The size of this powerplant is difficult to comprehend. On a recent trip to the National Air and Space Museum's Udvar-Hazy Center, I saw the only remaining XR-7755 among a large display of varied aircraft engines. It was the engine's enormous size that first caught my attention and spurred me to look into its history. The museum display has the engine positioned vertically, where it stands 10 feet tall, has a diameter of 5 feet and weighs more than 6,000 pounds.
The Air Corps' defined seemingly conflicting requirements for the engine by demanding high takeoff power and fuel economy. With a rated output of 5,000 horsepower, the XR-7755 definitely delivered on the former requirement. Yet, the engine consumed 580 gallons of AvGas per hour at full throttle. Let that number sink in for a moment. We know from other recent articles that the Packard Merlin in a P-51 uses about 60 gallons an hour in cruise, while the four Wright R-3350 engines in a B-29 burn a combined total of about 400 gallons every hour.

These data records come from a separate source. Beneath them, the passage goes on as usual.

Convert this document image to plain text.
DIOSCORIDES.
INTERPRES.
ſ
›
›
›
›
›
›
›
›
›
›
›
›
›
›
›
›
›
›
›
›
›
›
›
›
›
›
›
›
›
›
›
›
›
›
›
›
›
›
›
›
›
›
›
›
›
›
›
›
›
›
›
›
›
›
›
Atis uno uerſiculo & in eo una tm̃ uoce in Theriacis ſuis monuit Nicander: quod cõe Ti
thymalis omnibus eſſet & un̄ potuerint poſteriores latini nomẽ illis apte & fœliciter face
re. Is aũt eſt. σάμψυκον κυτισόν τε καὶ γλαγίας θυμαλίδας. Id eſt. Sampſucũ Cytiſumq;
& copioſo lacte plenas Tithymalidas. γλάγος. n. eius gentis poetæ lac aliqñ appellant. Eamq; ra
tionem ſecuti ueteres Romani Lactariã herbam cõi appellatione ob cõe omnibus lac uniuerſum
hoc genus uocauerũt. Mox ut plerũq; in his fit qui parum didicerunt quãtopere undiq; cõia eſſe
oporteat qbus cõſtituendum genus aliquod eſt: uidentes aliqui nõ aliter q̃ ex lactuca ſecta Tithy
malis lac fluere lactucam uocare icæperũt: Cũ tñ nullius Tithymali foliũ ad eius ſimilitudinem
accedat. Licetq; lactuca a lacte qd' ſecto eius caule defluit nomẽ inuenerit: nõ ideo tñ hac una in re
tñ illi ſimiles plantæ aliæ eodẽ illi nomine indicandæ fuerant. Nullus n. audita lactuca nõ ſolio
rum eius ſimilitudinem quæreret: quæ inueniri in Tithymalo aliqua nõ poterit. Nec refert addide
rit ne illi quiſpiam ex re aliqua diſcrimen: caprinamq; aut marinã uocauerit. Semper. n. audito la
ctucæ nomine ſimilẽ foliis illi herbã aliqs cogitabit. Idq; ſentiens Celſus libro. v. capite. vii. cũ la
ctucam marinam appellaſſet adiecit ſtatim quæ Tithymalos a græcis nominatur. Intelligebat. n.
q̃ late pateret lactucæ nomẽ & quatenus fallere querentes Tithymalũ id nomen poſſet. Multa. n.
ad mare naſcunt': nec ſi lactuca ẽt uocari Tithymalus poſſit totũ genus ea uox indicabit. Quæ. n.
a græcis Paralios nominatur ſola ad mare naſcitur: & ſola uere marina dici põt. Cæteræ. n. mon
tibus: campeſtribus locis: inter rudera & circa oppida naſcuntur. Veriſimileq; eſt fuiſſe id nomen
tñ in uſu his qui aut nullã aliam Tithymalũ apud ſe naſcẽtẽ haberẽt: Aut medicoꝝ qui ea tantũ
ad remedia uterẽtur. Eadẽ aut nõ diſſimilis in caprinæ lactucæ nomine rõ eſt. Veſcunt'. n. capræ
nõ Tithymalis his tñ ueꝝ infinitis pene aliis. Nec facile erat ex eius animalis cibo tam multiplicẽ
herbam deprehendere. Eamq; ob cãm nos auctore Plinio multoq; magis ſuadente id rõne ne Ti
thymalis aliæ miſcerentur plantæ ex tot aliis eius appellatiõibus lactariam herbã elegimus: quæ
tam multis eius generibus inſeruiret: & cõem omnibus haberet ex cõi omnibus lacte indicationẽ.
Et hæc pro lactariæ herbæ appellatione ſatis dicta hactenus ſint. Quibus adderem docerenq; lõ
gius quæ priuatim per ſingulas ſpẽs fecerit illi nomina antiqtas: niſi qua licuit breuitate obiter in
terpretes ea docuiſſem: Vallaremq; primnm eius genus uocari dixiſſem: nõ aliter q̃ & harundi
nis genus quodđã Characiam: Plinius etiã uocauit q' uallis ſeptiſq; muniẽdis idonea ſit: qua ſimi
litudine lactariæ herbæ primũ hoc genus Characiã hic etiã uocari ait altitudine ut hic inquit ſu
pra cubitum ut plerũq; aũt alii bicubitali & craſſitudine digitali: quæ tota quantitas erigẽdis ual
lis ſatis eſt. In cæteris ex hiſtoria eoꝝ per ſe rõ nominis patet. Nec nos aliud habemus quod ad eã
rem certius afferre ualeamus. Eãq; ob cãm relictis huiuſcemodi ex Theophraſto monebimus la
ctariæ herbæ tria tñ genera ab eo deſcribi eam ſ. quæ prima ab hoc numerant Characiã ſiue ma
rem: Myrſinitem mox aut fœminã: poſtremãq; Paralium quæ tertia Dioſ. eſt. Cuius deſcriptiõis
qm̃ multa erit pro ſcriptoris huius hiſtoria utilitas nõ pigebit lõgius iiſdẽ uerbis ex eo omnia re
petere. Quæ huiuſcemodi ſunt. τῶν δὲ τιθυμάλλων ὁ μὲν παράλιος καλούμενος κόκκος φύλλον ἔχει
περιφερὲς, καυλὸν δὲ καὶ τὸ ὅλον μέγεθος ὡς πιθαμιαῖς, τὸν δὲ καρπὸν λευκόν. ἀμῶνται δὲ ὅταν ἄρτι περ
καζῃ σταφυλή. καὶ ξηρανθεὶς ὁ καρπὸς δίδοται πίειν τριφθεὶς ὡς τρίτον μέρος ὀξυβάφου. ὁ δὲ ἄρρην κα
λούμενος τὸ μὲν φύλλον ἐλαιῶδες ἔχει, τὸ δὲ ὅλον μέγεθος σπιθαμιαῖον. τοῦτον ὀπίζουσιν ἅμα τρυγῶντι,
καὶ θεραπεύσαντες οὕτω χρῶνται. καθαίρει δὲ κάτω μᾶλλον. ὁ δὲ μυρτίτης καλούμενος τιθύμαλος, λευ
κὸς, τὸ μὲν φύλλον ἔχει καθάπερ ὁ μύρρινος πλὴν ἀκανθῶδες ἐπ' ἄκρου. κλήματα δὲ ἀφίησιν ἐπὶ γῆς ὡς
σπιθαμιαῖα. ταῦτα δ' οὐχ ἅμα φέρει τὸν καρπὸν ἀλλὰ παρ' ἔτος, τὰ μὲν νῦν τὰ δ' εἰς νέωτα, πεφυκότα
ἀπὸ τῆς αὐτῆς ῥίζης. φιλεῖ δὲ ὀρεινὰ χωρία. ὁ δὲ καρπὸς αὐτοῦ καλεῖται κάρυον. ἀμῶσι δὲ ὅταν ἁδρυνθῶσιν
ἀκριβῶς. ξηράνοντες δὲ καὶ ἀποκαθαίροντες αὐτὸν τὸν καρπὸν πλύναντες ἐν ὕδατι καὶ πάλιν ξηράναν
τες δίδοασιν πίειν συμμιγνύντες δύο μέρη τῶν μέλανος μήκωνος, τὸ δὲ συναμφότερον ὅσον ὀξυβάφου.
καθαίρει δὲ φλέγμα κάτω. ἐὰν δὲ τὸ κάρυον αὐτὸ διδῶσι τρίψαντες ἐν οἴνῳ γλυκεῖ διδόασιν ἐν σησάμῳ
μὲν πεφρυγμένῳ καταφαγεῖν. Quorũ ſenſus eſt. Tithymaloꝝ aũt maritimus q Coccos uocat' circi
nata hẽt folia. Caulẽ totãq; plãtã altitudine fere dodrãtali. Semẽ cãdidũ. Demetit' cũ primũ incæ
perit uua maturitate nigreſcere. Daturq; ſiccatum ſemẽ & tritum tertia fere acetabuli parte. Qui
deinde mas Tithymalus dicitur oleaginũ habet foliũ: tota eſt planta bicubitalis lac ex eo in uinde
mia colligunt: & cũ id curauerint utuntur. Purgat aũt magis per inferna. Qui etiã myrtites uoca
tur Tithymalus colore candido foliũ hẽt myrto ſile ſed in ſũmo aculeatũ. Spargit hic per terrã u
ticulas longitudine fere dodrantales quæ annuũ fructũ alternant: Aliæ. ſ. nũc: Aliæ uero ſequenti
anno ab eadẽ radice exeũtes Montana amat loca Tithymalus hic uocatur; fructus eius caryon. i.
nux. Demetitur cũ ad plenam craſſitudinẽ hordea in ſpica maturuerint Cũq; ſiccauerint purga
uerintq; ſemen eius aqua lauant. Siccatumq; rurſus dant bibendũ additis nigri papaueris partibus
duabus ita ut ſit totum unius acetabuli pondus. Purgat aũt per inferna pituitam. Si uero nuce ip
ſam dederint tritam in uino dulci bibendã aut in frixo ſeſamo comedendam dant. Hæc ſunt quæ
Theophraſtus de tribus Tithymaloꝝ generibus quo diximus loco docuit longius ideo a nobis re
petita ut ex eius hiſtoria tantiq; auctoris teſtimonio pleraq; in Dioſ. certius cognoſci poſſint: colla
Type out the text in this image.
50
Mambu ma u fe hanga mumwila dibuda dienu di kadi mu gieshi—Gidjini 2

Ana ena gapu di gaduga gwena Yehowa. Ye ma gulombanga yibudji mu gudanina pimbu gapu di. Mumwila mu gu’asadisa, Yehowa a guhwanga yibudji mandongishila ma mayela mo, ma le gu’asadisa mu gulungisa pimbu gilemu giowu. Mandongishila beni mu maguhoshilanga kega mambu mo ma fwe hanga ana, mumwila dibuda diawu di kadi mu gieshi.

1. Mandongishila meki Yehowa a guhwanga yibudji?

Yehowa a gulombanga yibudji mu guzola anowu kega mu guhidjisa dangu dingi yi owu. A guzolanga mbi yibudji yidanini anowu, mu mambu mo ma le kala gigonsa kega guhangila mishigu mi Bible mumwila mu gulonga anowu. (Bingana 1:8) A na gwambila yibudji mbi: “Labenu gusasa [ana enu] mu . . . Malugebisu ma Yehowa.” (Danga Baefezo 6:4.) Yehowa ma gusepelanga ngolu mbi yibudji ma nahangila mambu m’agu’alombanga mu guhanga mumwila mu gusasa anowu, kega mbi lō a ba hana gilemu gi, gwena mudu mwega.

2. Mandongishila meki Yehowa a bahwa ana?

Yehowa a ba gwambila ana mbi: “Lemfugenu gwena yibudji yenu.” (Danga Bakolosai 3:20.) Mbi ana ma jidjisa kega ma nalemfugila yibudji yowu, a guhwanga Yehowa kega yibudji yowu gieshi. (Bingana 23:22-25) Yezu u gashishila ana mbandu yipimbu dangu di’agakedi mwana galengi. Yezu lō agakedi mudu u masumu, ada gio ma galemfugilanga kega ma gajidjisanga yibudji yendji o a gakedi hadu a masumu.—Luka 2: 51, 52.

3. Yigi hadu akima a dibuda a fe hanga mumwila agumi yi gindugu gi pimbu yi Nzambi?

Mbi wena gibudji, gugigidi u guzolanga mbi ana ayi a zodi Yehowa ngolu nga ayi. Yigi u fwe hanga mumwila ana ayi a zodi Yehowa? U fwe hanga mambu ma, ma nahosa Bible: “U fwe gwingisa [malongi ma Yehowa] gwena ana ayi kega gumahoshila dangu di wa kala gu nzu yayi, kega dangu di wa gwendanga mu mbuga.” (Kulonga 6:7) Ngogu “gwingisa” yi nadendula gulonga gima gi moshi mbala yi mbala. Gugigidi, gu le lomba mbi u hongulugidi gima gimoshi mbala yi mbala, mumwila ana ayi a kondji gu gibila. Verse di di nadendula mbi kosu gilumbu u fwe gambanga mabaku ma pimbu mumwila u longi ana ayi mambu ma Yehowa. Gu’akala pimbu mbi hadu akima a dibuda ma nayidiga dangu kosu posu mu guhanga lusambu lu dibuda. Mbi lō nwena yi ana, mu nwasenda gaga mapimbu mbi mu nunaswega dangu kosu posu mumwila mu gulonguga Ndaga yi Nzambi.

With such a prodigious thirst for fuel, it would seem that Lycoming totally missed the mark on the latter requirement. But that is not necessarily the case. The engine is so much larger than any of its contemporaries that comparisons of raw data provide a poor yardstick of efficiency. You have to look at figures that are independent of an engine's displacement. One particularly useful measurement is brake-specific fuel consumption (BSFC). This value is essentially a measure of how efficiently an engine converts fuel to horsepower.
According to an article by engine expert, Paul McBride, the XR-7755 attained BSFC values as low as .38-.41lb/hp-hour at low-cruise power settings. Put another way, the engine burned as little as .38 pounds of fuel each hour for every horsepower of output. McBride claims that this is an enviable BSFC value even by modern standards.
I could not find data regarding the XR-7755's power level at the lowest BSFC values, but we can spitball it. For the sake of argument, let's say that the engine was able to produce 2500 horsepower with a BSFC of .41 lb/hp-hr. Plugging in AvGas at 6 lb/gal, this theoretical setup would have burned a much more relatable 171 gal/hr.
Cooling the Beast
At full power, the XR-7755 generated a tremendous amount of heat. McBride states that the engine's cooling system pumped upwards of 750 gallons of coolant per minute to keep things in check.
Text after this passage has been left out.